A member of Stop Zion Hill Annexation unloads on the Azle City Council on Monday night. Photo by Jeff Prince.

City leaders in Azle are learning the hard way what Weatherford City Councilmembers discovered recently. Trying to annex property these days is like telling an Aggie joke in a bar in College Station. You are liable to get slapped. 

“Greedy piglets” was one of the more interesting descriptions spat at Azle Mayor Alan Brundrett and city councilmembers at a public hearing on Monday night. Officials are seeking to annex about 400 acres of property along FM 730 and Jacksboro Highway. They say the properties are in areas ripe for future development and that the city needs to annex the land to maintain control over what is built there in the years ahead.

But cities trying to annex property before Dec 1 are making people pretty, pretty pissed. That’s when a new state law takes effect that requires cities to hold a vote before annexing unincorporated property in large counties (500,000 residents or more), including Tarrant County. State Rep. Phil King of Parker County slapped on an amendment that allows counties with fewer than 500,000 residents, such as Parker County, to hold an election to opt in to the law. To make that happen, 10 percent of registered voters would have to sign a petition to request an opt-in election.


Earlier this year, Weatherford officials awoke a sleeping, straw-chewing giant when they tried to annex 1,300 acres of unincorporated property that included Zion Hill, a community made up of folks who like living outside the city limits, raising cows and chickens, using water wells and septic tanks, and enjoying freedoms from what they see as onerous code regulations, inspectors, permit fees, and such. They also can enjoy all the great things about living next to a city –– access to restaurants, theaters, auto mechanics –– without having to pay city taxes.

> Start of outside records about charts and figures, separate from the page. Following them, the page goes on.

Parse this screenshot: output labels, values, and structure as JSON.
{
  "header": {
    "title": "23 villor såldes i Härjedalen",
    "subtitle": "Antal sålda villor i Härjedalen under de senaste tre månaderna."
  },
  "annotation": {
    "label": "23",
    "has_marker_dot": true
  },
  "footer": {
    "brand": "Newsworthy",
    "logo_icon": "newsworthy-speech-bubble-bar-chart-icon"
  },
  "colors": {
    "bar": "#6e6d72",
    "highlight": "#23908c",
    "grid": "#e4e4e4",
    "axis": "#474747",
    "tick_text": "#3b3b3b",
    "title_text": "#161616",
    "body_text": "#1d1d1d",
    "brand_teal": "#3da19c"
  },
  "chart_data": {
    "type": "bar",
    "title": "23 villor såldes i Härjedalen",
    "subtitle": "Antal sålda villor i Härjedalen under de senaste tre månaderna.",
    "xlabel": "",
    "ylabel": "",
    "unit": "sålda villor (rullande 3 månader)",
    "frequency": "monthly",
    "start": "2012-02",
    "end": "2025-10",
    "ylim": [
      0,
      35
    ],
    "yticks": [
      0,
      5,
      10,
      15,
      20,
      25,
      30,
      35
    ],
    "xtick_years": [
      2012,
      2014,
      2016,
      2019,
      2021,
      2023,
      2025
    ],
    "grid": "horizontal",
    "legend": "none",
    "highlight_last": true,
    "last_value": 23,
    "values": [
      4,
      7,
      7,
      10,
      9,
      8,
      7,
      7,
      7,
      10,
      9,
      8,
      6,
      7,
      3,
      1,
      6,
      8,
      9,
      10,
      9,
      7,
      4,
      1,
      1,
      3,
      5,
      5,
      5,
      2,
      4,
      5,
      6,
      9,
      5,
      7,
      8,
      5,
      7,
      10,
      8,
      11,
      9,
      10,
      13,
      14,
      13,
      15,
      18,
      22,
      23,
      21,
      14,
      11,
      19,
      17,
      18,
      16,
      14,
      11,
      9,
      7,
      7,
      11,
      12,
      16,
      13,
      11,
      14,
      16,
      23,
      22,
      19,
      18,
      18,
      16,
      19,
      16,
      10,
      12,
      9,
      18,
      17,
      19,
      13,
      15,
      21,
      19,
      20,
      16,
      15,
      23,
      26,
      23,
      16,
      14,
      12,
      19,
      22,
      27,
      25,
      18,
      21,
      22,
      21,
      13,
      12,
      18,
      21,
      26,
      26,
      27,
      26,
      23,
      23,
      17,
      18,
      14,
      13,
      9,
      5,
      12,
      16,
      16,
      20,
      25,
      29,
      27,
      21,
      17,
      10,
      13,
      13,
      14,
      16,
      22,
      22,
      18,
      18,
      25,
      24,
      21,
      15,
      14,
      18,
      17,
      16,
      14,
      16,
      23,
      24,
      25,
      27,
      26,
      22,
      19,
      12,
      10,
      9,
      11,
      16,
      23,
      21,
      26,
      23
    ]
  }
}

The grassroots group Stop Zion Hill Annexation is working feverishly to obtain the necessary 8,500 signatures on their petition for the opt-in election (“Weatherford Land Grabs,” Sep 27). Members of that group showed up at the Azle hearing to let city leaders there know that attempts to annex land prior to Dec 1 or before an election petition is little more than a sneaky land grab.

Some of the property owners impacted by the potential Azle annexation stated their opposition with passion and eloquence during the public hearing. Some, like the guy who wore a felt cowboy hat with a big feather sticking out of it, said he didn’t cotton to people telling him how to maintain his property and that he purposely kept his place looking like crap as a signal for city officials to keep the hell away. Or something like that.

In September, Weatherford officials decided to postpone annexation until after Dec 1 after hearing earfuls from angry protesters at packed public hearings. Azle officials might follow suit, although they appeared adept at letting the criticism slide off their backs during Monday’s hearing. One elected official reminded the crowd that councilmembers aren’t paid after a speaker insinuated that they were laughing all the way to the bank from the annexations.